Greffier lors des débats : Mme Elodie CATOIRE
ARRET :
— Contradictoire
— prononcé par mise à disposition de l’arrêt au greffe de la cour, les parties en ayant été préalablement avisées dans les conditions prévues au deuxième alinéa de l’article 450 du code de procédure civile ;
— signé par Mme Danielle DEMONT, présidente de chambre, et par Mme Elodie CATOIRE, greffière.
FAITS ET PROCEDURE :
Le 15 décembre 2015, la SAS Caisse d’Épargne et de Prévoyance du Languedoc-Roussillon (ci-après CEPLR) a consenti à la SAS Holding [B], en cours d’immatriculation, un prêt BPE taux fixe, n° 4597762, d’un montant de 400 000 euros destiné à financer l’acquisition de 100% des actions de la SAS Pubotel.
Le même jour, M. [R] [B] en tant qu’associé et Mme [S] [B] en tant que présidente de la société Holding [B] se sont portés cautions personnelles et solidaires de ce prêt dans la limite de 260 000 euros, chacun, correspondant à 50 % de l’encours du prêt.
Par ailleurs, la caution simple de la Cie Européenne de Garanties et Cautions a été recueillie à l’acte pour les sept premières années de crédit, à hauteur de 30% de l’encours du prêt.
Par jugement du 11 mars 2020, la société Pubotel a été placée en liquidation judiciaire et à compter du 20 mars 2020, les échéances du prêt n’ont plus été honorées.
Par lettre du 8 octobre 2020, la CEPLR a mis en demeure la société Holding [B] d’avoir à les régulariser.
Par lettre du 12 novembre 2020, la CEPLR a prononcé la déchéance du terme.
Par exploits des 5 et 8 juillet 2021, la CEPLR a assigné la société Holding [B], M. [R] [B] et Mme [S] [B] aux fins de les voir condamner solidairement au paiement de la somme de 213 318,38, outre intérêts.

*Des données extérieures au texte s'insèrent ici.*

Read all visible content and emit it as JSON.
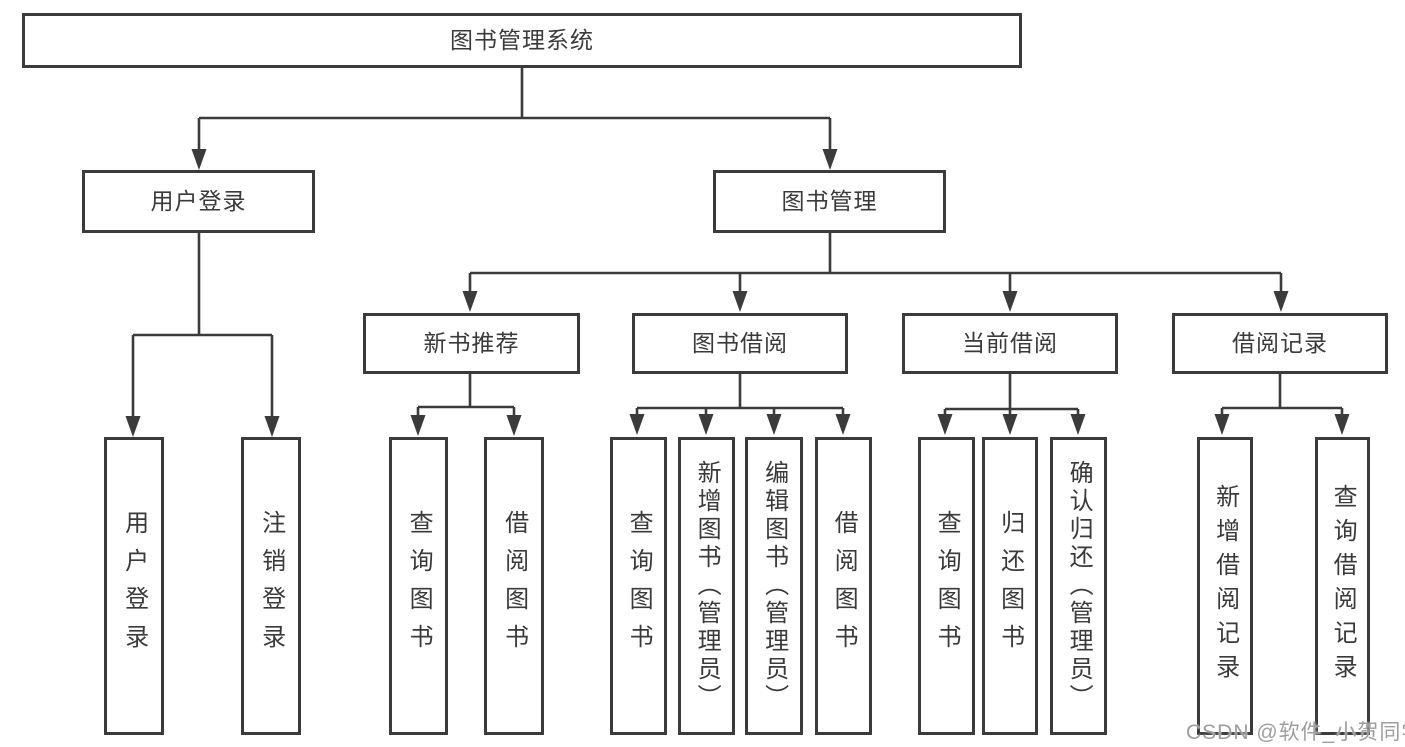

Par jugement contradictoire du 17 janvier 2024, le tribunal de commerce de Montpellier a :
dit qu’il n’y a pas disproportion ;
débouté les époux [B] de leurs demandes au titre de la créance due à la CEPLR ;
condamné la société Holding [B], solidairement avec M. [R] [B] et Mme [S] [B] dans la limite de 50 % de l’encours, à payer à la CEPLRI la somme en principal de 213 318,38 euros ;
condamné M. [R] [B], solidairement avec la société Holding [B] à payer à la CEPLR 50 % de la somme de 213 318,38 euros ;
condamné Mme [S] [B], solidairement avec la société Holding [B] à payer à la CEPLR 50 % de la somme de 213 318,38 euros ;
dit que la CEPLR n’est pas défaillante au regard de son obligation de mise en garde ;
débouté les époux [B] de leurs demandes à ce titre ;
rejette les demandes des époux [B] au titre des intérêts dus ;
condamné la société Holding [B], solidairement avec M. [R] [B] et Mme [S] [B] à payer à la CEPLR les intérêts au taux majoré de 4,40 % à compter du 8 janvier 2021 sur la somme de 202 900,70 euros et les intérêts au taux légal sur la somme de 8 123,95 euros ;
condamné M. [R] [B], solidairement avec la société Holding [B] à payer à la CEPLR les intérêts au taux majoré de 4,40 % à compter du 8 janvier 2021 sur la somme de 202 900,70 euros et les intérêts au taux légal sur la somme de 8 123,95 euros ;
condamné Mme [S] [B], solidairement avec la société Holding [B] à payer à la CEPLR les intérêts au taux majoré de 4,40 % à compter du 8 janvier 2021 sur la somme de 202 900,70 euros et les intérêts au taux légal sur la somme de 8 123,95 euros ;
dit qu’il n’y a pas lieu à l’exécution provisoire de droit ;
rejeté la demande de délais de paiement ;
condamné solidairement la société Holding [B], M. [R] [B] et Mme [S] [B] à payer à la CEPLR la somme de 500 euros au titre de l’article 700 du code de procédure civile ;
et condamné la société Holding [B], M. [R] [B] et Mme [S] [B] aux entiers dépens de l’instance.
Par déclaration du 21 février 2024, M. [R] [B], Mme [S] [B] et la société Holding [B] ont relevé appel de ce jugement.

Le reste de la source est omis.